The recent Russian and Chinese naval activities around Japan come after the U.S. Navy redeployed two of its Pacific-based aircraft carriers and their strike groups to the Middle East as tensions rise there.
On Monday and Tuesday, Japan’s Defense Ministry reported movements of foreign warships within its exclusive economic zone. Two Grisha-class corvettes and one Alexandrit-class minesweeper of the Russian navy were spotted operating in waters north of the Japanese island of Hokkaido on Friday.
The Russian warships later transited La Perouse Strait westward from the Sea of Okhotsk and entered the Sea of Japan. The Russian Pacific Fleet uses this waterway, also known as the Soya Strait in Japan, to reach the Northern Pacific Ocean from its base at Vladivostok in the Far East.
Both the Sea of Japan and the Sea of Okhotsk are areas of operations for the Russian Pacific Fleet, and it conducts exercises there regularly. The Japanese Defense Ministry said its navy deployed a patrol boat and a P-3C maritime patrol aircraft to shadow the three Russian warships.
Meanwhile, a second group of Russian warships, composed of the cruiser Varyag and the frigate Marshal Shaposhnikov, transited northward between the Japanese islands of Yonaguni and Iriomote on Tuesday, entering the East China Sea from the Philippine Sea. A Japanese navy replenishment oiler monitored them, the Japanese Defense Ministry said. Newsweek has contacted the defense ministries in Moscow and Beijing for comment by email.
Both Russian warships left Vladivostok in late January for a long-distance voyage, according to the Pacific Fleet. They later joined the Russian naval formation in the Mediterranean Sea until last month, when they passed through the Suez Canal and entered the Red Sea for the return journey.

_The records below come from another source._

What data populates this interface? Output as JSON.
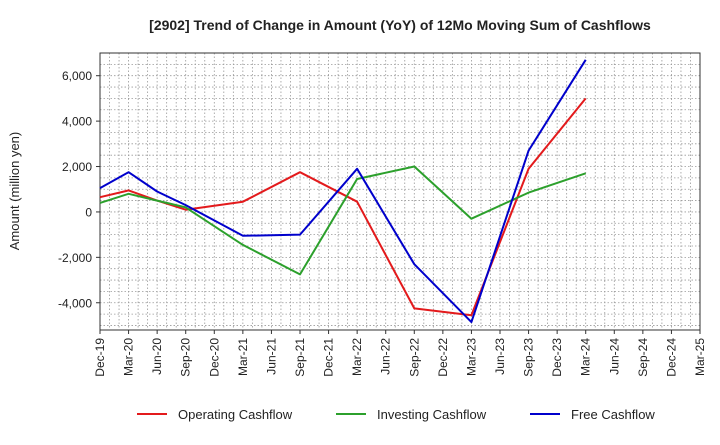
{
  "chart_data": {
    "type": "line",
    "title": "[2902]  Trend of Change in Amount (YoY) of 12Mo Moving Sum of Cashflows",
    "xlabel": "",
    "ylabel": "Amount (million yen)",
    "categories": [
      "Dec-19",
      "Mar-20",
      "Jun-20",
      "Sep-20",
      "Dec-20",
      "Mar-21",
      "Jun-21",
      "Sep-21",
      "Dec-21",
      "Mar-22",
      "Jun-22",
      "Sep-22",
      "Dec-22",
      "Mar-23",
      "Jun-23",
      "Sep-23",
      "Dec-23",
      "Mar-24",
      "Jun-24",
      "Sep-24",
      "Dec-24",
      "Mar-25"
    ],
    "ylim": [
      -5200,
      7000
    ],
    "yticks": [
      -4000,
      -2000,
      0,
      2000,
      4000,
      6000
    ],
    "ytick_labels": [
      "-4,000",
      "-2,000",
      "0",
      "2,000",
      "4,000",
      "6,000"
    ],
    "grid": true,
    "legend_position": "bottom",
    "series": [
      {
        "name": "Operating Cashflow",
        "color": "#e31a1c",
        "values": [
          650,
          950,
          500,
          100,
          null,
          450,
          null,
          1750,
          null,
          450,
          null,
          -4250,
          null,
          -4550,
          null,
          1900,
          null,
          5000,
          null,
          null,
          null,
          null
        ]
      },
      {
        "name": "Investing Cashflow",
        "color": "#2ca02c",
        "values": [
          400,
          800,
          500,
          200,
          null,
          -1450,
          null,
          -2750,
          null,
          1450,
          null,
          2000,
          null,
          -300,
          null,
          850,
          null,
          1700,
          null,
          null,
          null,
          null
        ]
      },
      {
        "name": "Free Cashflow",
        "color": "#0000cc",
        "values": [
          1050,
          1750,
          900,
          300,
          null,
          -1050,
          null,
          -1000,
          null,
          1900,
          null,
          -2300,
          null,
          -4850,
          null,
          2700,
          null,
          6700,
          null,
          null,
          null,
          null
        ]
      }
    ]
  }
}
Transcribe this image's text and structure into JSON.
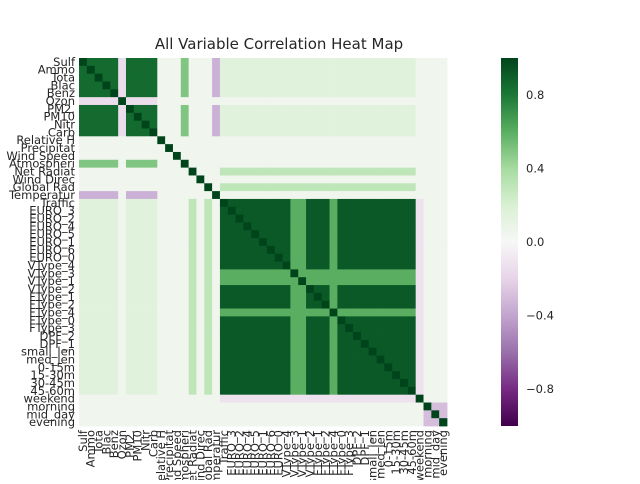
{
  "chart_data": {
    "type": "heatmap",
    "title": "All Variable Correlation Heat Map",
    "row_labels": [
      "Sulf",
      "Ammo",
      "Tota",
      "Blac",
      "Benz",
      "Ozon",
      "PM2.",
      "PM10",
      "Nitr",
      "Carb",
      "Relative H",
      "Precipitat",
      "Wind Speed",
      "Atmospheri",
      "Net Radiat",
      "Wind Direc",
      "Global Rad",
      "Temperatur",
      "Traffic",
      "EURO_3",
      "EURO_2",
      "EURO_4",
      "EURO_5",
      "EURO_1",
      "EURO_6",
      "EURO_0",
      "VType_4",
      "VType_3",
      "VType_1",
      "VType_2",
      "FType_1",
      "FType_2",
      "FType_4",
      "FType_0",
      "FType_3",
      "DPF_2",
      "DPF_1",
      "small_len",
      "med_len",
      "0-15m",
      "15-30m",
      "30-45m",
      "45-60m",
      "weekend",
      "morning",
      "mid_day",
      "evening"
    ],
    "col_labels": [
      "Sulf",
      "Ammo",
      "Tota",
      "Blac",
      "Benz",
      "Ozon",
      "PM2.",
      "PM10",
      "Nitr",
      "Carb",
      "Relative H",
      "Precipitat",
      "Wind Speed",
      "Atmospheri",
      "Net Radiat",
      "Wind Direc",
      "Global Rad",
      "Temperatur",
      "Traffic",
      "EURO_3",
      "EURO_2",
      "EURO_4",
      "EURO_5",
      "EURO_1",
      "EURO_6",
      "EURO_0",
      "VType_4",
      "VType_3",
      "VType_1",
      "VType_2",
      "FType_1",
      "FType_2",
      "FType_4",
      "FType_0",
      "FType_3",
      "DPF_2",
      "DPF_1",
      "small_len",
      "med_len",
      "0-15m",
      "15-30m",
      "30-45m",
      "45-60m",
      "weekend",
      "morning",
      "mid_day",
      "evening"
    ],
    "colorbar": {
      "cmap": "PRGn",
      "vmin": -1.0,
      "vmax": 1.0,
      "ticks": [
        -0.8,
        -0.4,
        0.0,
        0.4,
        0.8
      ],
      "tick_labels": [
        "−0.8",
        "−0.4",
        "0.0",
        "0.4",
        "0.8"
      ]
    },
    "value_structure": {
      "diagonal": 1.0,
      "pollution_group": [
        "Sulf",
        "Ammo",
        "Tota",
        "Blac",
        "Benz",
        "PM2.",
        "PM10",
        "Nitr",
        "Carb"
      ],
      "pollution_intra_corr": 0.85,
      "ozone_vs_pollution": -0.15,
      "atmospheric_vs_pollution": 0.5,
      "temperature_vs_pollution": -0.35,
      "traffic_group_intra_corr": 0.92,
      "weak_groups": [
        "VType_3",
        "VType_1",
        "FType_4"
      ],
      "weak_group_corr": 0.6,
      "radiation_vs_traffic": 0.3,
      "pollution_vs_traffic": 0.15,
      "weekend_vs_traffic": -0.12,
      "time_of_day_intra_corr": -0.3
    }
  }
}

In a separate report published by Japan’s Defense Ministry on Monday, two Chinese warships, a Type 075 landing helicopter dock and a Type 052B/C/D destroyer, were spotted transiting the Miyako Strait southward in formation from the East China Sea to the Philippine Sea on Saturday.
The strait forms the first island chain, which starts from Japan in the north and extends southward to Taiwan and the Philippines. This maritime containment strategy was developed during the Cold War and sought to contain both the Soviet Union and Chinese naval activities in the region.
It is the second time Japan’s navy has reported a sighting of a Chinese Type 075 landing helicopter dock since June of last year. China has three such warships in its service, capable of supporting helicopter and amphibious assault operations, and a fourth is being fitted out after its launch.
According to the report, the Japanese navy sent a destroyer to monitor the Chinese warships.
On Monday, the U.S. Naval Institute’s USNI News reported that USS Theodore Roosevelt, one of the aircraft carriers repositioned from the Pacific to the Middle East, was operating in the Gulf of Oman.
Its sister ship, USS Abraham Lincoln, was underway in the Indian Ocean after transiting the Strait of Malacca on Friday.